The permanent installation is intended to acknowledge the cultural diversity and heritage of the Armenian population of Los Angeles—one of the nation’s largest—and serve as a nod to the contributions the Armenian community has made to the city of LA.

“We are on track to create a cultural landmark that will serve as a point of pride for the Little Armenia community,” said Los Angeles City Councilmember Mitch O’Farrell.

The artwork will go up on a little patch of land where Hollywood Boulevard and Van Ness Avenue meet, right next to the 101 Freeway.
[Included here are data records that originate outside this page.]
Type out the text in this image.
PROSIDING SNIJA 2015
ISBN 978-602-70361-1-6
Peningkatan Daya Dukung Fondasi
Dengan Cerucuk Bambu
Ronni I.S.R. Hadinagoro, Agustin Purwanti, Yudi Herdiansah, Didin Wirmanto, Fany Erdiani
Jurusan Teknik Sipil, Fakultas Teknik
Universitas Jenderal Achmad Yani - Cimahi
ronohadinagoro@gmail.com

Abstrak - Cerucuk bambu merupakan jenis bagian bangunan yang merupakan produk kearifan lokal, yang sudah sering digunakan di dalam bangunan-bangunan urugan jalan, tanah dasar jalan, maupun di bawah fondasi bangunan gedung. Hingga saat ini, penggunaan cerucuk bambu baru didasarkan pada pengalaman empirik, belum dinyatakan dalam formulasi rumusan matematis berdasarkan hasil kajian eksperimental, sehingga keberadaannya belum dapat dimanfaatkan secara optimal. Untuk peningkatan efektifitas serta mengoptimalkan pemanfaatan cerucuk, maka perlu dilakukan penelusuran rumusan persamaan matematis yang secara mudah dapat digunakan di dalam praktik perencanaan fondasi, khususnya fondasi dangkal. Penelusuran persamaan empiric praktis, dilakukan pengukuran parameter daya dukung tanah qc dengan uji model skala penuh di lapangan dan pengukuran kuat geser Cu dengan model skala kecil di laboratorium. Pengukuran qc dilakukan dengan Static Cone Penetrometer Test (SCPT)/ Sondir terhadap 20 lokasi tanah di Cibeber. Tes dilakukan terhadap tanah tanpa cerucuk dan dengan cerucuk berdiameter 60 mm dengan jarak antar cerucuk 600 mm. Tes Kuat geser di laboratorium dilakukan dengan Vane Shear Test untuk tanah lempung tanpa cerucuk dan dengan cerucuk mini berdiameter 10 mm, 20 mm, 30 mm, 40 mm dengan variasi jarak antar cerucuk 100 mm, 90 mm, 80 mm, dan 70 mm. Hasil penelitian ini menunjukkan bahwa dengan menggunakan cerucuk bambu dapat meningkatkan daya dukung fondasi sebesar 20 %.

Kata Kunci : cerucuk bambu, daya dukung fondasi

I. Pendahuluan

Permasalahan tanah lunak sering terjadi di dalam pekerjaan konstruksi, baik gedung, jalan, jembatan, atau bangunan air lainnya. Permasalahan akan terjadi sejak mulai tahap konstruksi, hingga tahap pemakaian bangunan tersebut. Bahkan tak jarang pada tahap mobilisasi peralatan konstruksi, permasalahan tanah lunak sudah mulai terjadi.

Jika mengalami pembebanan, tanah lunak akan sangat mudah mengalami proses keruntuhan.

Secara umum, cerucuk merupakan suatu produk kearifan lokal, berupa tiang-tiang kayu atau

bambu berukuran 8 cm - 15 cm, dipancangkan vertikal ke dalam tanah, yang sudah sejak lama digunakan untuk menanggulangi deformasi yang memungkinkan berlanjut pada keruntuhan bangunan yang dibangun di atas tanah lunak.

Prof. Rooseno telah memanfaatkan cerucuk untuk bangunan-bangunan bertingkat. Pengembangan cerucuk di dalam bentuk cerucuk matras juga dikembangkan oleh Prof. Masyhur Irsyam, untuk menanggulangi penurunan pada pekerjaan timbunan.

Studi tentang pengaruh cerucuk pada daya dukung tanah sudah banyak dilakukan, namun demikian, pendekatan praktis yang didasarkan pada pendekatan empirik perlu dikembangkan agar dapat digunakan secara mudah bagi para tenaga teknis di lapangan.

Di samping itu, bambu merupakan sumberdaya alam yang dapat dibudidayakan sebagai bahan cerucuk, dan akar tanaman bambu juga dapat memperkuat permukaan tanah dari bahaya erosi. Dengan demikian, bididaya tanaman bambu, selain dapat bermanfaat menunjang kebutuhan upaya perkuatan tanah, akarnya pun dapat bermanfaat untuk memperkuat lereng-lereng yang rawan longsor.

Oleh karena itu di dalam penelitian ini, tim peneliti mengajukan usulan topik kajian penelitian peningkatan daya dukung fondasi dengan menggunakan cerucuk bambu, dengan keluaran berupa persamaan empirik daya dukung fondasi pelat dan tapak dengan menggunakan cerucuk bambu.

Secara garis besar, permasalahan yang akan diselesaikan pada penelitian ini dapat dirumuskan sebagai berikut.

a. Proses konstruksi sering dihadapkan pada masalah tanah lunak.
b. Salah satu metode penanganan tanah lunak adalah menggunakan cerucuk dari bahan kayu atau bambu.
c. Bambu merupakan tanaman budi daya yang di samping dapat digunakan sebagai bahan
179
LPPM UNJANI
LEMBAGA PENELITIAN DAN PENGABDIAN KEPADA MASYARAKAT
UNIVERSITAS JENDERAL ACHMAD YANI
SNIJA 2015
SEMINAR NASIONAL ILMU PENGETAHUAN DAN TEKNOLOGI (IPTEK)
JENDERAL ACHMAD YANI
Proposed art pieces from the five finalist are below, but the designs will also be on display for a final review at a community meeting from 10 a.m. to noon Saturday, March 25 at the Hollywood Banquet Hall at 5214 Sunset Boulevard.

Darpas & Karas

Artists Vladimir Atanian, Gor Atanian, and Armen Kazanchyan’s piece will incorporate the “darpas” (gateway) and the “karas” (amphora) as reflections of Armenian culture and community. The piece will feature handmade tiles and red limestone.

 Atanian Art Center and Gor Atanian

The Western Gate to the City of…

Artist Ilan Averbuch’s steel and granite sculptural installation is intended to mimic “a gateway from the fortified walls of an ancient Armenian city.”

  Ilan Averbuch

Amennurr

Cliff Garten, whose “Lotus” sits at Vermont and Wilshire, evokes community and shared experience with his pomegranate-inspired stainless steel piece.

  Cliff Garten Studio

To be is to belong: There is only the Earth…

Narineh Mirzaeian & Heather Roberge employ aluminum panels and carved tuff stone to draw on the theme of belonging. Their piece extends “a promise of belonging” not just to Armenians, but to all Angelenos.

  Narineh Mirzaeian & Heather Roberge

Իմ սիրտը (My Heart)

Heath Satow uses steel and concrete in his piece, which integrates the image of a pomegranate seed, words and phrases in Armenian, and the Armenians symbol for eternity.